O santo-guerreiro nos quatro elementos
Em plena mata virgem
eu vi um cavaleiro
com seu cavalo branco
vindo da macaia.
É nas ondas do mar,
é no clarão da Lua.
Auê, vamos saravar Ogum Mejê,
Saravá Rompe-Mato,
Olha Ogum Beira Mar,
Ogum de Lei.
Macaia é palavra banta, originária do dialeto kikongo (do antigo Congo), significando folhas sagradas. Pode ser traduzida também por mata sagrada (o lugar da mata reservado à realização de rituais) ou, dependendo do contexto, por fumo. No ponto ora em análise, o sentido dos quatro primeiros versos é, então:
Eu estava na mata virgem (território de Oxóssi) quando vi surgir, vindo de seu local mais sagrado (um plano superior), São Jorge em seu cavalo branco (uma entidade de Ogum de grande elevação).
O sentido dos dois versos seguintes já foi explicado no ponto anterior: são as energias de Ogum que surgem mescladas às de Iemanjá.
No sétimo verso, surge a expressão auê, que vem do iorubano àwé, ou seja, meu amigo. É uma saudação amistosa dirigida a desconhecidos e utilizada para todos os orixás. Aparece também o verbo saravar, que é simplesmente o mesmo que salvar, ou saudar, no português estropiado falado pelos primeiros escravos bantos (A palavra é puramente brasileira e não tem nada de africana. Dizer Saravá! é dizer salve!).
Em seguida, relacionam-se quatro diferentes manifestações do orixá: Mejê, ou o Ogum que são sete, ligado a Iansã; Rompe-Mato, ou aquele que trabalha ligado a Oxóssi e Ossãe; Beira-Mar, que atua em conexão com Iemanjá; e Ogum de Lei, cujo nome vem do iorubano Delé, o que toca o solo. É o Ogum ligado à terra, ao chão. No mesmo ponto, aparecem, pois, todas as forças da natureza, ou todos os elementos astrológicos:
Ogum Beira-Mar – Marte em signos de Água (Câncer e Peixes).

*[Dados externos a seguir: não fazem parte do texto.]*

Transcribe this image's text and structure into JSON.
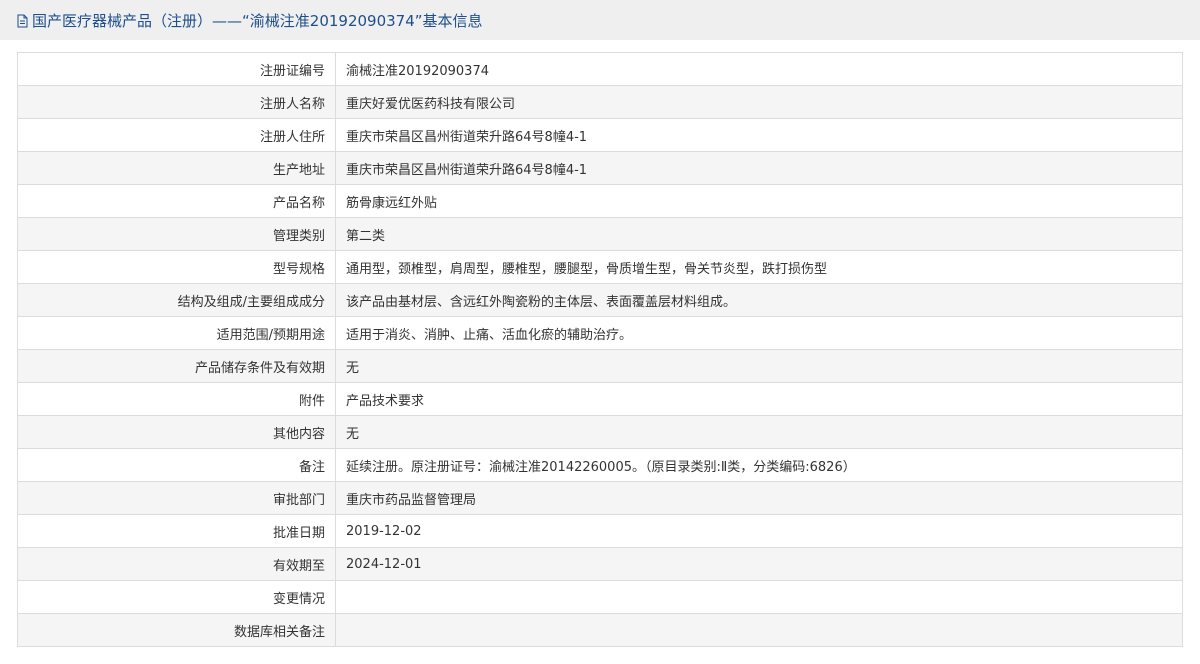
{
  "header": {
    "icon": "document-icon",
    "title": "国产医疗器械产品（注册）——“渝械注准20192090374”基本信息",
    "accent_color": "#1e4e8c"
  },
  "rows": [
    {
      "label": "注册证编号",
      "value": "渝械注准20192090374"
    },
    {
      "label": "注册人名称",
      "value": "重庆好爱优医药科技有限公司"
    },
    {
      "label": "注册人住所",
      "value": "重庆市荣昌区昌州街道荣升路64号8幢4-1"
    },
    {
      "label": "生产地址",
      "value": "重庆市荣昌区昌州街道荣升路64号8幢4-1"
    },
    {
      "label": "产品名称",
      "value": "筋骨康远红外贴"
    },
    {
      "label": "管理类别",
      "value": "第二类"
    },
    {
      "label": "型号规格",
      "value": "通用型，颈椎型，肩周型，腰椎型，腰腿型，骨质增生型，骨关节炎型，跌打损伤型"
    },
    {
      "label": "结构及组成/主要组成成分",
      "value": "该产品由基材层、含远红外陶瓷粉的主体层、表面覆盖层材料组成。"
    },
    {
      "label": "适用范围/预期用途",
      "value": "适用于消炎、消肿、止痛、活血化瘀的辅助治疗。"
    },
    {
      "label": "产品储存条件及有效期",
      "value": "无"
    },
    {
      "label": "附件",
      "value": "产品技术要求"
    },
    {
      "label": "其他内容",
      "value": "无"
    },
    {
      "label": "备注",
      "value": "延续注册。原注册证号：渝械注准20142260005。（原目录类别:Ⅱ类，分类编码:6826）"
    },
    {
      "label": "审批部门",
      "value": "重庆市药品监督管理局"
    },
    {
      "label": "批准日期",
      "value": "2019-12-02"
    },
    {
      "label": "有效期至",
      "value": "2024-12-01"
    },
    {
      "label": "变更情况",
      "value": ""
    },
    {
      "label": "数据库相关备注",
      "value": ""
    }
  ]
}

Ogum Mejê – Marte em signos de Fogo, especialmente Áries – é o Ogum do ferro e das armas, que troca energias com a também guerreira Iansã.
Ogum Rompe-Mato – Marte em signos de Ar, especialmente Libra (a ligação com Oxóssi, um princípio agregador e civilizador, com muitos atributos venusianos) ou Aquário (a conexão com Ossãe, orixá do conhecimento fitoterápico, com muitos atributos do espírito inventivo e científico associado a este signo).
Ogum Delé – Marte em signos de Terra e relacionados com sua natureza estabilizadora, como Touro.